German PPI Declines by 7.9%
Germany’s producer price index fell by 7.9% y/y in November, another sharp decline after the October reading of -11%. This was lower than the market consensus of -7.5% and marked a fifth straight month of decline. Monthly, PPI dropped 0.5%, more than the consensus estimate of -0.3% and following a 0.1% decrease in October.
The drop in PPI was largely driven by a sharp drop in energy and electricity prices. Germany’s economy remains weak and the decrease in domestic activity and global demand for German products has cooled the economy and resulted in lower inflation in the eurozone’s largest economy. Consumers are feeling squeezed by the cost of living crisis and high borrowing costs and it’s no surprise that German consumer confidence is mired deep in negative territory.
The GfK Consumer Confidence index, released today, showed a slight improvement heading into January, with a reading of -25.1, compared to a revised -27.6 in December and above the market consensus of -27. Recent data out of Germany has not been encouraging. Business confidence remains weak and declined in December. As well, services and manufacturing PMIs pointed to contraction in December.
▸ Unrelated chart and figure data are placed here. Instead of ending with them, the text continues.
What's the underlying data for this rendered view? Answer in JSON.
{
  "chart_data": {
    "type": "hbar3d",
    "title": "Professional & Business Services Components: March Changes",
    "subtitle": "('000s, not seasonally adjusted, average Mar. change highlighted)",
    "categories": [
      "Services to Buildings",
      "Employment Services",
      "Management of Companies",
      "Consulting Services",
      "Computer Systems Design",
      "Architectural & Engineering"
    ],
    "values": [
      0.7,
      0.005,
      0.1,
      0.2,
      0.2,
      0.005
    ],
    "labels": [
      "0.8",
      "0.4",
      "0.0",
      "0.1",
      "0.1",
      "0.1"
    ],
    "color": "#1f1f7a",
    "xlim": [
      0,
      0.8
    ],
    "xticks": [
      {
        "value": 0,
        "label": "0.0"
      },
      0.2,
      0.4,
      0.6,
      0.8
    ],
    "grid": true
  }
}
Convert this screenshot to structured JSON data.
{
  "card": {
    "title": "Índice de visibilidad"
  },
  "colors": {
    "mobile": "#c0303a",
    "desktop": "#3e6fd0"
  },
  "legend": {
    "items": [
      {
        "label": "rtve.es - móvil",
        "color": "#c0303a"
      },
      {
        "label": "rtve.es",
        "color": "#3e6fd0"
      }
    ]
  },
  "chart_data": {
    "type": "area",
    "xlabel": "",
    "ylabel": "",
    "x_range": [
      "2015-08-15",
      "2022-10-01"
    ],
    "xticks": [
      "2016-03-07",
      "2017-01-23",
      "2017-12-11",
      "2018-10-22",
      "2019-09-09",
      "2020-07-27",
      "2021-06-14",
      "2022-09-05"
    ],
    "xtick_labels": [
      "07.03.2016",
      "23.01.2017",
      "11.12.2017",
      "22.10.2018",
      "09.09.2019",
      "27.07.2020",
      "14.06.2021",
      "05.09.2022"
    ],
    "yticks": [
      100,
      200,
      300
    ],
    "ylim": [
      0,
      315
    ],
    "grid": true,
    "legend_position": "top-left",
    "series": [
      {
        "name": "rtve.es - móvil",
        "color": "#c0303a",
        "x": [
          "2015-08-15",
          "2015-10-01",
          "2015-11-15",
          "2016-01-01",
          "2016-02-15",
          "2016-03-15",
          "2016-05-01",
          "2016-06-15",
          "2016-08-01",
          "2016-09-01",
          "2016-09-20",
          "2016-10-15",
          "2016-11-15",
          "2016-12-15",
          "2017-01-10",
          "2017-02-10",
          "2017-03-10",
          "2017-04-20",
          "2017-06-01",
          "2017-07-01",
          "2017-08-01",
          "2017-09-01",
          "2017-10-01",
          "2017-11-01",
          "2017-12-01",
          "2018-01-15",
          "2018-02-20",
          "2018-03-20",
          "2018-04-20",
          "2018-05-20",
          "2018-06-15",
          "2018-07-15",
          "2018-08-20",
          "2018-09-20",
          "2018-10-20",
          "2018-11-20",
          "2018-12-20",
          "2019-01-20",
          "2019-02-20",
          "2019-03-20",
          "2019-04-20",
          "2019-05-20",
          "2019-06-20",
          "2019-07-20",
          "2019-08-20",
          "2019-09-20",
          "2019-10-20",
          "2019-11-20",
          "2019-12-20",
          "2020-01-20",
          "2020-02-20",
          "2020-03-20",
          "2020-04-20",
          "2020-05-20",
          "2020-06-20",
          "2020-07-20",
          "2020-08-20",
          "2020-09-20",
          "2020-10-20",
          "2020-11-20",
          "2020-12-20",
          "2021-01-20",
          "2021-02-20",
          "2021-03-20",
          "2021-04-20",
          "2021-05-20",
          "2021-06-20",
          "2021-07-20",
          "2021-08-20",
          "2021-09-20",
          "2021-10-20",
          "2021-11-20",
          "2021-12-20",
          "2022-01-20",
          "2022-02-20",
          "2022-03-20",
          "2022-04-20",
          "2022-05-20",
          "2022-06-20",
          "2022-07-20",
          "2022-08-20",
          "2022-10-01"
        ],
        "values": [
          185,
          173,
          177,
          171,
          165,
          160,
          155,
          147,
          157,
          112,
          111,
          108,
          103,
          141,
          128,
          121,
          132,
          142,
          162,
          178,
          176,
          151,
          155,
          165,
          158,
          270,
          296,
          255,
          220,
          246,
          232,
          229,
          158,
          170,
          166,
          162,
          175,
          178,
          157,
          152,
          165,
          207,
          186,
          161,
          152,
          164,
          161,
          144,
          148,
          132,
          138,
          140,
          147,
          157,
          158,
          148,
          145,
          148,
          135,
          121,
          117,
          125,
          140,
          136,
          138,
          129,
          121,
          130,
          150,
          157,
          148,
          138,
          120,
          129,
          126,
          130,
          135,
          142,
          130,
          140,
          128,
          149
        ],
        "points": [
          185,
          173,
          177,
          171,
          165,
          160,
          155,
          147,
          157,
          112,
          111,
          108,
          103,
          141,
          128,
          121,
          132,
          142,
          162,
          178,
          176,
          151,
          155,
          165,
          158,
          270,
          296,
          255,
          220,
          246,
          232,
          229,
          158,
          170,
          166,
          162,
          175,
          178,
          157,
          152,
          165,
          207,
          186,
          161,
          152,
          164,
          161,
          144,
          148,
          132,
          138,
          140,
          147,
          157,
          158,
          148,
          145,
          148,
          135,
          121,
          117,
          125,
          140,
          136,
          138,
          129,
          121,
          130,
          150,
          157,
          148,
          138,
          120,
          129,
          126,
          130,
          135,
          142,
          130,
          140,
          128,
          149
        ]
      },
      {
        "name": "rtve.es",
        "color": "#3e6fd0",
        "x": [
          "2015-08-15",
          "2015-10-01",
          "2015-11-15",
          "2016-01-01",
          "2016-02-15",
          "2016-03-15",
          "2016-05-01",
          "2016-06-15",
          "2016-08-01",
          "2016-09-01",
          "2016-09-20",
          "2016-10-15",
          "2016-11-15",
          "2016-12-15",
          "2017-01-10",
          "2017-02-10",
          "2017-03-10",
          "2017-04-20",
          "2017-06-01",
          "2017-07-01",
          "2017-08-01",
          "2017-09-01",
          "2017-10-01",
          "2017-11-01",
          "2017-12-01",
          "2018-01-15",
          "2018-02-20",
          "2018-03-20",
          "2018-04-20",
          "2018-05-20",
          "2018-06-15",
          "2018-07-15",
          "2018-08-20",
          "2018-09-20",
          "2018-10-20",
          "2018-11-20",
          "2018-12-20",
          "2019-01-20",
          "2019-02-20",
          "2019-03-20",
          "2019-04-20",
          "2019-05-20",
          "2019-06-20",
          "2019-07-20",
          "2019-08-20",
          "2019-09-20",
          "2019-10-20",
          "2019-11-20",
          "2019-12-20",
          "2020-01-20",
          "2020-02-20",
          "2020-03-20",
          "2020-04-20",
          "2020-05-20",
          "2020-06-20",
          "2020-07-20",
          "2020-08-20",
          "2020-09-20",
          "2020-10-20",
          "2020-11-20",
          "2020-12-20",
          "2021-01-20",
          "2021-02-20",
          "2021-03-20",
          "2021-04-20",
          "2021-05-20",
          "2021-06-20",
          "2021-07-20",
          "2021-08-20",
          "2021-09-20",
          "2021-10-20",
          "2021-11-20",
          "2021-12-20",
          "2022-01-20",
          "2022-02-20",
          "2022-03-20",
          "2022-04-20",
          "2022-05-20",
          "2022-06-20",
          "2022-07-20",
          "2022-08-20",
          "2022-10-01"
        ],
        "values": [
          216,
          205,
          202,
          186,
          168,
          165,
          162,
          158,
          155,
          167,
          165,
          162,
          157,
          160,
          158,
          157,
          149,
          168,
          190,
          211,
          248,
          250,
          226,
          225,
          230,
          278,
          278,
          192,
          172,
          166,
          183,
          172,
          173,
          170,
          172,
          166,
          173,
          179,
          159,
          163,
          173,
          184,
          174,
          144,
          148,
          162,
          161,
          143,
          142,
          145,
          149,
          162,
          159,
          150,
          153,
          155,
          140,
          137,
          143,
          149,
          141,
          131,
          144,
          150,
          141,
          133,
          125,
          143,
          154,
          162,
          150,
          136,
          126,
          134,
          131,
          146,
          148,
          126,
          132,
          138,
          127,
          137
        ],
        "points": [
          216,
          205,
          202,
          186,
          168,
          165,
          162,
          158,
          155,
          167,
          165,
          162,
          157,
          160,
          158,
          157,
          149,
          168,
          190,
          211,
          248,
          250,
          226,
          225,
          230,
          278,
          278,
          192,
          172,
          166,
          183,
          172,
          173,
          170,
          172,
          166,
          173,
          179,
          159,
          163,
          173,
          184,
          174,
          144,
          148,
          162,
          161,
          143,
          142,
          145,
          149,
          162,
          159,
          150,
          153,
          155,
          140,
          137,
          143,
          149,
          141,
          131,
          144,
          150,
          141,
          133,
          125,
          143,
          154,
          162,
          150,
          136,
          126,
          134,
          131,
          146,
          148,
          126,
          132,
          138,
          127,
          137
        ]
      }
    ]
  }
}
There is a deep disconnect over rate expectations between the ECB and financial markets. The markets have priced in six rate cuts in 2024, perhaps as early as March. The ECB has tried to dampen rate cut expectations and ECB President Lagarde said that members did not discuss rate cuts at last week’s meeting, at which the central bank held the cash rate at 4.0% for a second straight time. Lagarde received support earlier from ECB member Yannis Stournara this week when he stated that the ECB would need to see inflation sustainably below 3% before it would cut rates.